Dalam pandangan yang lebih komprehensif, konsep belajar dapat dapat digali dari berbagai sumber seperti filsafat, penelitian empiris, dan teori. Para ahli filsafat mempertimbangkan konsep belajar berdasarkan nalar dan logis tentang konsep kebenaran, kebajikan dan keindahan. Sedangkan pakar pendidikan melihatnya sebagai proses psikologis-pedagogis yang ditandai dengan adanya interaksi individu dengan lingkungan belajar yang sengaja diciptakan.

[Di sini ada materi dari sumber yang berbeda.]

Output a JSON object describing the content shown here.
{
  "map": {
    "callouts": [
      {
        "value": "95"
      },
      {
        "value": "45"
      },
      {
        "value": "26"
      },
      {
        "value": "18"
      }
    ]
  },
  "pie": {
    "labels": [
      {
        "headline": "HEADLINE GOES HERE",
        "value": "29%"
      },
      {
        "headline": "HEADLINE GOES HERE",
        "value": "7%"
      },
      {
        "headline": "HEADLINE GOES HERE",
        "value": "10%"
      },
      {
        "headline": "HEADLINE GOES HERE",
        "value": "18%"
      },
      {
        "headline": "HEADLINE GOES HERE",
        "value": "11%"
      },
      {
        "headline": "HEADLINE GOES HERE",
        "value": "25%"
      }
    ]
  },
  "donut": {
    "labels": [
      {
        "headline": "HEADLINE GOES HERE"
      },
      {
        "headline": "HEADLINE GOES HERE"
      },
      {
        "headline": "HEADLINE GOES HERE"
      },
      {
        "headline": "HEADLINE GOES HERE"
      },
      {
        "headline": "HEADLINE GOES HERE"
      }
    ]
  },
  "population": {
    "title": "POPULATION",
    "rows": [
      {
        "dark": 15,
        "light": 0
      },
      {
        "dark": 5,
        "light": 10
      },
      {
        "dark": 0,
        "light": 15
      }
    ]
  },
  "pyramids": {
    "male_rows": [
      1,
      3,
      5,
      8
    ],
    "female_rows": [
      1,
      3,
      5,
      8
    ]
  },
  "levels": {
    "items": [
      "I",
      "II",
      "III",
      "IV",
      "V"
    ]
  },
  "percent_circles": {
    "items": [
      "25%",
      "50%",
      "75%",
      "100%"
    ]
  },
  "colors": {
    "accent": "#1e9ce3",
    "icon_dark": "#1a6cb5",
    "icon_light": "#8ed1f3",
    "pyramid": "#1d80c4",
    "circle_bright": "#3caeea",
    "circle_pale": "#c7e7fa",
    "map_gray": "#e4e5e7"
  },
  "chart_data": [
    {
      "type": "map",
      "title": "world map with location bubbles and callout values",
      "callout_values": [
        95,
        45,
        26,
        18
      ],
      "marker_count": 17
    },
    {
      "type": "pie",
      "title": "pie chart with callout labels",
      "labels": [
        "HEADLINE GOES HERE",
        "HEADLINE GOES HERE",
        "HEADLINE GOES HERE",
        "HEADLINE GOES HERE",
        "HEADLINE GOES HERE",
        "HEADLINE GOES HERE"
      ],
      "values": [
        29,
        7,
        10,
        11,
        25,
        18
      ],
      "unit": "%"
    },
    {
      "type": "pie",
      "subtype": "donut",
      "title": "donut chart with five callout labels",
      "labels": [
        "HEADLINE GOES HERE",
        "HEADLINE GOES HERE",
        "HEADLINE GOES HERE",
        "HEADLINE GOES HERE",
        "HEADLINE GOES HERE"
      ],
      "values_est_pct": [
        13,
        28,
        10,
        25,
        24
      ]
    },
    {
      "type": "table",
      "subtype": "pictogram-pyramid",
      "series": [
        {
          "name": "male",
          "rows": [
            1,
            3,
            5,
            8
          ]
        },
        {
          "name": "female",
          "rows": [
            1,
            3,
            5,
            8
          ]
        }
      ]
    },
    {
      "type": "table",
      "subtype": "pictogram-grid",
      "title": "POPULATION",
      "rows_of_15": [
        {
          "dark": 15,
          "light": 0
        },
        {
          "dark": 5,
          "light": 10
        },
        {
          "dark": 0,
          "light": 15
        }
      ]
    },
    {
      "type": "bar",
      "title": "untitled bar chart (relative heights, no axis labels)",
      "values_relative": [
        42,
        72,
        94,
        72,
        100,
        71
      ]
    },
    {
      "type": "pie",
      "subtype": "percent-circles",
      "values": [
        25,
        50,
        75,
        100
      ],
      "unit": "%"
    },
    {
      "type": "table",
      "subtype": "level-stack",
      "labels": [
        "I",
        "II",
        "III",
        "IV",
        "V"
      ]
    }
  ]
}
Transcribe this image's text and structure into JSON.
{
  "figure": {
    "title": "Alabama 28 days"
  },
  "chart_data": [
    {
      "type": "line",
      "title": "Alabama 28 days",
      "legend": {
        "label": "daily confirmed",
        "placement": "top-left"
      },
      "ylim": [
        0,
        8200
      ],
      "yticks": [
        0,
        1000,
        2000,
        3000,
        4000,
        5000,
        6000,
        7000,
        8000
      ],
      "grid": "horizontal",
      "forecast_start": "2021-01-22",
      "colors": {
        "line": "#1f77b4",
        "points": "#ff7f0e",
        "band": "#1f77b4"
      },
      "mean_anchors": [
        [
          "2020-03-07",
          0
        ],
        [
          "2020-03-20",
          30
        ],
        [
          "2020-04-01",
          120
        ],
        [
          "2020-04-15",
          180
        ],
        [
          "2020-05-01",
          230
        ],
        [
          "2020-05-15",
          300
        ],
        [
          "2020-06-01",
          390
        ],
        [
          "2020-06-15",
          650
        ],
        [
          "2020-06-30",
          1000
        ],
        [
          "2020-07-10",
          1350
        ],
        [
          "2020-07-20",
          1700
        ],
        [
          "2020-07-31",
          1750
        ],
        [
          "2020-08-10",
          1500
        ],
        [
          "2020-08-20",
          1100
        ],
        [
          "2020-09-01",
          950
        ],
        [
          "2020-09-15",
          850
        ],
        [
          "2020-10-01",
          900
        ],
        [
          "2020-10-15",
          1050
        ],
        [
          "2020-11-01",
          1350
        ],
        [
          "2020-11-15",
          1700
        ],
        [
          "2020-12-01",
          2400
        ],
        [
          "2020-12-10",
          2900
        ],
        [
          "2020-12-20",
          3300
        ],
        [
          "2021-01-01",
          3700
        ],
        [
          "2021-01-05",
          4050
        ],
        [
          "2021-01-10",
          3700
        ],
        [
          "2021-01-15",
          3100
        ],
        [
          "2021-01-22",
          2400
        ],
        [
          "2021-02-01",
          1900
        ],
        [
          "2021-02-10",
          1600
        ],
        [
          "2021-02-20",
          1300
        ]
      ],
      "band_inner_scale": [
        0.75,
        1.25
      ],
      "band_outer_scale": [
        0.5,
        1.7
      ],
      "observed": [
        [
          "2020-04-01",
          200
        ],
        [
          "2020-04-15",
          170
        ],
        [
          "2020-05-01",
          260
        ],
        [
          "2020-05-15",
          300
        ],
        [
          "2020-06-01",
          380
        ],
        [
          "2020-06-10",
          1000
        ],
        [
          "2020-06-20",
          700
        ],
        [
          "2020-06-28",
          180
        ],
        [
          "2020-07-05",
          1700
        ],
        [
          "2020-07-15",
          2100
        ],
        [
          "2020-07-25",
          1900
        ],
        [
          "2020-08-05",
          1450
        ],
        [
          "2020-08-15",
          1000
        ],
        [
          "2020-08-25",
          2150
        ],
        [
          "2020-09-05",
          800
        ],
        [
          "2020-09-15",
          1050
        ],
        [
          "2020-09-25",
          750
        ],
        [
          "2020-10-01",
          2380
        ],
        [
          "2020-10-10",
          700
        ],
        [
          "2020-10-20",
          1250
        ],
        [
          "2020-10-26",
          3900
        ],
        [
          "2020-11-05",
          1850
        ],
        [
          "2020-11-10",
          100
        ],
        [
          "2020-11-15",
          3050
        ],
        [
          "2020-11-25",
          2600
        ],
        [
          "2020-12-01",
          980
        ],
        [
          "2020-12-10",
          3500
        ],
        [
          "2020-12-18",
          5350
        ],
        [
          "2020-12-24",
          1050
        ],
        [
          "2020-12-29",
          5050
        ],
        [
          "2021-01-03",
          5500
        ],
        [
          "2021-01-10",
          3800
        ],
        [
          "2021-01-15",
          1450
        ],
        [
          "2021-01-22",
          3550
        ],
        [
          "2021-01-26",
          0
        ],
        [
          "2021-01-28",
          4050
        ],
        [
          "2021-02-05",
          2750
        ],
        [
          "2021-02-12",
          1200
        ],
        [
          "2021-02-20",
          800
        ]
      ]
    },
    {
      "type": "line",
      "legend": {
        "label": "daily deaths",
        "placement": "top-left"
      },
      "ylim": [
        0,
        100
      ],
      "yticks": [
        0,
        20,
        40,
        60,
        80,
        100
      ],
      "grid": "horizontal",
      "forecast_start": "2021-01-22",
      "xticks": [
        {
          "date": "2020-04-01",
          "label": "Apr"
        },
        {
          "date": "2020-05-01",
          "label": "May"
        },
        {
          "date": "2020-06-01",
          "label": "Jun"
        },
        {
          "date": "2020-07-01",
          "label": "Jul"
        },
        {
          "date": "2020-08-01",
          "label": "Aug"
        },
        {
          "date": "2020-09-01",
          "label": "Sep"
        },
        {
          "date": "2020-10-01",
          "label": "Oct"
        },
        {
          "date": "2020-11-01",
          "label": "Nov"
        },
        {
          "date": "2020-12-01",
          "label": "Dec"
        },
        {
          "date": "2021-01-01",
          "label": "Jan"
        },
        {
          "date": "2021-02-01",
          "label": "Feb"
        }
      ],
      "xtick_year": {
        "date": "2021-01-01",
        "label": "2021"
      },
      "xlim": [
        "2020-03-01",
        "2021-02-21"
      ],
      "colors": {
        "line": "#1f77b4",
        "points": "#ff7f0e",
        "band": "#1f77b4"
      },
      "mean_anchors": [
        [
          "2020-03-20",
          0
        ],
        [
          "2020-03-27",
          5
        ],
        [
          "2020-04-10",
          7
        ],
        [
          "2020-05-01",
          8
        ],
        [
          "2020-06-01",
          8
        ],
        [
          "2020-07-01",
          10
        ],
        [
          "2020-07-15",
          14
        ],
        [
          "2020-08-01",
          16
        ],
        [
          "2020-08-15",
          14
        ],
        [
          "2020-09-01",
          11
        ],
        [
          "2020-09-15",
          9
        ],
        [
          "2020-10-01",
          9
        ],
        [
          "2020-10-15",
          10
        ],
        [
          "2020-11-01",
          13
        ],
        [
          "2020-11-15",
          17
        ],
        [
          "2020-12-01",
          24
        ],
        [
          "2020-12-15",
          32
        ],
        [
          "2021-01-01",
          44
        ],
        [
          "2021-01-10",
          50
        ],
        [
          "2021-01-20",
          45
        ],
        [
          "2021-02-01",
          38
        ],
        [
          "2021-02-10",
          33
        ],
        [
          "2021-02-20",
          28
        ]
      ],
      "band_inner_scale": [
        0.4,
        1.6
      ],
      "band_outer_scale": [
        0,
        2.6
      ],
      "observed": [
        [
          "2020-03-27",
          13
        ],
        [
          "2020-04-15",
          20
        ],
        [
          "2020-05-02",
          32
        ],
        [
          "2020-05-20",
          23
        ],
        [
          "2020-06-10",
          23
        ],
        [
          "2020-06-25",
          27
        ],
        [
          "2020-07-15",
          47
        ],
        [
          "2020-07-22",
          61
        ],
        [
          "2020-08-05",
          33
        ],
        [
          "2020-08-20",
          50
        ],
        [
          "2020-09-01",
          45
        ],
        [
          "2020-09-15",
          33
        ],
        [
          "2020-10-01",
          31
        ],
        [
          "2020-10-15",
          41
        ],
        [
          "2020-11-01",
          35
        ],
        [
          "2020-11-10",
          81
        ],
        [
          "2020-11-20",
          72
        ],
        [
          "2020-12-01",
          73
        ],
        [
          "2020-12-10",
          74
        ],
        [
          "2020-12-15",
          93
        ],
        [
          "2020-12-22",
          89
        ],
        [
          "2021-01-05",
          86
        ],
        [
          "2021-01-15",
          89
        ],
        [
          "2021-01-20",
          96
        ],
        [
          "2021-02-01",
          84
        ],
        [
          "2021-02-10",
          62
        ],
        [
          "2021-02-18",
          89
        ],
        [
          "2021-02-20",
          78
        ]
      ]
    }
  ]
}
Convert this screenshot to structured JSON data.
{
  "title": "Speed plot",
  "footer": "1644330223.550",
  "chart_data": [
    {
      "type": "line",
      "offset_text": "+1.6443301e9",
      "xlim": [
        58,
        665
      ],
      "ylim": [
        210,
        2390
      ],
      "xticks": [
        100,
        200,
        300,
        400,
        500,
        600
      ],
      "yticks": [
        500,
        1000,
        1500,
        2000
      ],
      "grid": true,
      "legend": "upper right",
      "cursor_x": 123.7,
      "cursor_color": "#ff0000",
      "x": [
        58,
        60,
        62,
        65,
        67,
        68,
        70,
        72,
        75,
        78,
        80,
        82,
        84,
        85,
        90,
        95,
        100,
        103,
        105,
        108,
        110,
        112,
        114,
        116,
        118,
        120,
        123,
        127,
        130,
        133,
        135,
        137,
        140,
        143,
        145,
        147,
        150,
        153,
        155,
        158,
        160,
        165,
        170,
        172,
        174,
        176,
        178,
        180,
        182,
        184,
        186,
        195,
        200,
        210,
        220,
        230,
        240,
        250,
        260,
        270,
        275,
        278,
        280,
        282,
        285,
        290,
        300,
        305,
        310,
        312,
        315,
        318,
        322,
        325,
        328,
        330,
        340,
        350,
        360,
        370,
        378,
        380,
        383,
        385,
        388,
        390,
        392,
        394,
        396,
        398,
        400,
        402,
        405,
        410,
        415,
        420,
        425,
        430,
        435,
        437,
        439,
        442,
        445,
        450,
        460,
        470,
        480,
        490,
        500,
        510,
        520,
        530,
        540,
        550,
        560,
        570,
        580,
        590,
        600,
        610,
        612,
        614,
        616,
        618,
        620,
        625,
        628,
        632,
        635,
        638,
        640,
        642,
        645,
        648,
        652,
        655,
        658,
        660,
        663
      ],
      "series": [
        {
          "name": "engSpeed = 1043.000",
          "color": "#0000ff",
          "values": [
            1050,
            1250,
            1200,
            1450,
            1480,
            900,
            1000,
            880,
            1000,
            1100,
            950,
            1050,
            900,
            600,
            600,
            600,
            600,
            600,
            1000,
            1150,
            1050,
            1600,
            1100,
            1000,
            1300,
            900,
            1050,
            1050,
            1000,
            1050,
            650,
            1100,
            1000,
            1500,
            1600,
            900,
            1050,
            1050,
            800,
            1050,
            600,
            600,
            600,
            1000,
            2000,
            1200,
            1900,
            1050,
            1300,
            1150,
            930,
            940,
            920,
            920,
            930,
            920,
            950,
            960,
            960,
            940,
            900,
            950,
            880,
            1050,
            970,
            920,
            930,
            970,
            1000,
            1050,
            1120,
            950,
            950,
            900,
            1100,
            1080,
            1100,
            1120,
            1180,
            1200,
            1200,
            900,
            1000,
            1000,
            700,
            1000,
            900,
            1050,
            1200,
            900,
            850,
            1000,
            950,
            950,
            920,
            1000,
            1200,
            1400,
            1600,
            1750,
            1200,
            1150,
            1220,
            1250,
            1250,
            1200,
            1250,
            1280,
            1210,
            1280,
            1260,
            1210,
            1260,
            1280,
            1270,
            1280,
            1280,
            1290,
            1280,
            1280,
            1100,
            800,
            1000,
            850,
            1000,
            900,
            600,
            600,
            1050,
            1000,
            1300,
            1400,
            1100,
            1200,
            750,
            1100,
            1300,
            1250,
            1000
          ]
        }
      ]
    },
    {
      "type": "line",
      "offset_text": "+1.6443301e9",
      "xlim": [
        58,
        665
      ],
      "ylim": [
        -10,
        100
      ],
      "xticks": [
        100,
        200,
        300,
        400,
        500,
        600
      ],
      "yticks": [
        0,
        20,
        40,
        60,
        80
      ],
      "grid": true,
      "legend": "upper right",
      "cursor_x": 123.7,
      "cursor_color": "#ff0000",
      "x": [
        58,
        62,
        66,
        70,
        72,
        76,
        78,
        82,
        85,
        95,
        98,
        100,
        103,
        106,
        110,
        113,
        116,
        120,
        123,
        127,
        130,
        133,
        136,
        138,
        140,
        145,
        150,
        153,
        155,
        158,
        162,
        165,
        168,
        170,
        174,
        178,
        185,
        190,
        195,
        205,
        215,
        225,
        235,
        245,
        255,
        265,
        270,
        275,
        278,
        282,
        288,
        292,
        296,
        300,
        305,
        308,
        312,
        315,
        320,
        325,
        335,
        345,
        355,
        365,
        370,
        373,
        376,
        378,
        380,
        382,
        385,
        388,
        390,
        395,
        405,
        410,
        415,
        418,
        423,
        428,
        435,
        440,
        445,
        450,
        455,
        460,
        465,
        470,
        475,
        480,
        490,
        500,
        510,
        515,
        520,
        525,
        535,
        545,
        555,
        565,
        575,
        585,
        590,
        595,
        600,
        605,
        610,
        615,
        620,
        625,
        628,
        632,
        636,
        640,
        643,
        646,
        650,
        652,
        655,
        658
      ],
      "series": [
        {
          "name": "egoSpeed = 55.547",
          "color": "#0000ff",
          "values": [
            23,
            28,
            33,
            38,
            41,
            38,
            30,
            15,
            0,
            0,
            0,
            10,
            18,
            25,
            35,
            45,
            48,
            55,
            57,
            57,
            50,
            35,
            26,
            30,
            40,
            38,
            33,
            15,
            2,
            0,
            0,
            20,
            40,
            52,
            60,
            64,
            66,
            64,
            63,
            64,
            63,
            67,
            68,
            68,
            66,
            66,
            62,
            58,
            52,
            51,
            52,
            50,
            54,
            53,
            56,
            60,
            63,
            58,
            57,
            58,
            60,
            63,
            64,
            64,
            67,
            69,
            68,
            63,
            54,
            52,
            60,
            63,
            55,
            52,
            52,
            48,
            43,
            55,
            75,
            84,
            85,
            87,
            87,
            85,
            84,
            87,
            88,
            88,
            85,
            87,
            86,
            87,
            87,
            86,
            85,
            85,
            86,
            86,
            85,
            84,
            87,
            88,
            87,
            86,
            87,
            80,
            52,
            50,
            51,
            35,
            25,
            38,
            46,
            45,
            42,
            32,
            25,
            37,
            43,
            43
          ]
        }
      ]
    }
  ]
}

Di mata ahli psikologi, belajar merupakan proses psikologis yang disimpulkan dari bagaimana cara anak berpikir, binatang belajar, atau hasil pengamatan praktek pengamatan belajar.[12]


[1]Kamus Besar Bahasa Indonesia versi luring 1.3
[3]Ibid.
[4]Ibid.
[5]Ridlwan Nasir, Mencari Tipologi Format Pendidikan Ideal (Yogyakarta : Pustaka belajar, 2005). Hal.44
[6]Ahmad Tafsir, Ilmu Pendidikan Dalam Perspektif Islam (Bandung : PT Remaja Rosdakarya, 1992). Hal. 29
[7]Abdul Mujib, Ilmu Pendidikan Islam (Jakarta : Kencana Prenada Media, 2006). Hal. 18
[8]Ahmad Tafsir, Ilmu Pendidikan Dalam Perpektif Islam (Bandung : PT Remaja Rosdakarya, 1992). Hal. 31
[9]Abdul Mujib, Ilmu Pendidikan Islam (Jakarta : Kencana Prenada  Media, 2006). Hal. 10-11
[10]Ridlwan Nasir, Mencari Tipologi Format Pendidikan Ideal (Yogyakarta : Pustaka belajar, 2005). Hal. 47
[12][12]Udin S Winataputra. Teori Belajar dan Pembelajaran. Jakarta : Penerbit Universitas Terbuka (2007). Hal. 1.6. Kutipan dengan beberapa perubahan.